B1: Effects and Handlers with Koka or Flix
Writing programs in a purely functional language comes with some advantages especially when we want to reason about the program. This is manly thanks to the fact that in purely functional languages functions are pure and therefore some function invocation `f x` always produces the same result because it is not able to alter any internal state.
Many programs, however, cannot be modelleded 100% as a completely determinstic mathematically pure function. For example, any program requiring IO (read and write to files, database, network communication), taking external actions such as (performing robotic actions, taking a camera picture), or getting truly random numbers. Other things that go beyond what pure functions can do, are nonterminating functions (the are the ability to have an infinite loop), or nondeterministic and probabilistic evaluation (to perform a coin flip, and return both results at the end of the function, exploring all combinatorial possibilities).

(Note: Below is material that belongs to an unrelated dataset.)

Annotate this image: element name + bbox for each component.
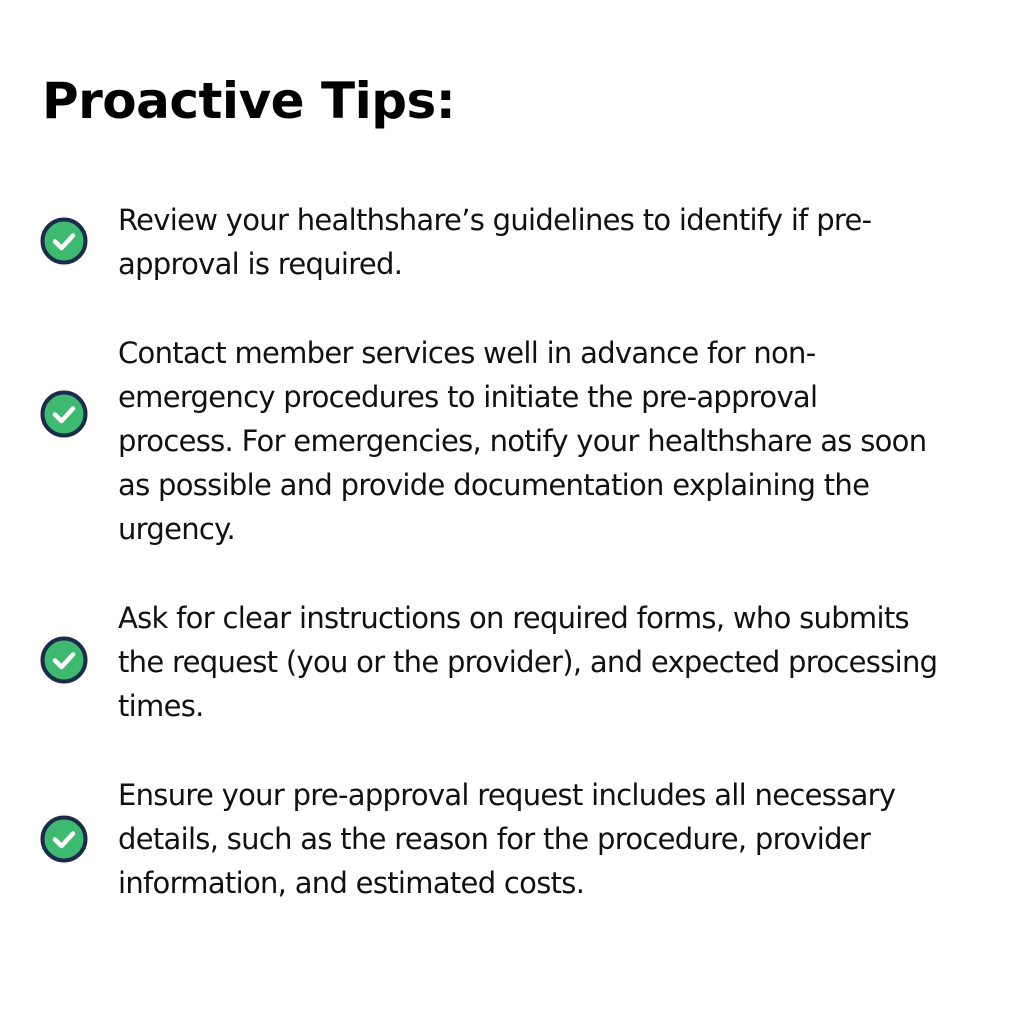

These things are called (side)-effects.
There have been different ways to handle effects
- Classical languages, such as Python, C, and C++, Rust, Java, Scala, JavaScript were designed with a pre-built set of side-effects (mutable state, IO, randomness, etc) with builtin keywords to activate them, and it is very hard or impossible to add further effects later on (async/await), leading to strange and undefined interactions between them
- In some programming languages, there are libraries that allow to model user-defined effects, (e.g., Monads in Haskell, Monads in Scala, Monad Transformer Libraries, Freer Monads)
- Finally, and this is the point of this topics, some programming languages are speficically designed to allow the user to define their own effects and use them (e.g., Koka, Flix)
In this Seminar topic you will learn one of the two languages Koka or Flix and research on the advantages and disadvantages of those effect languages.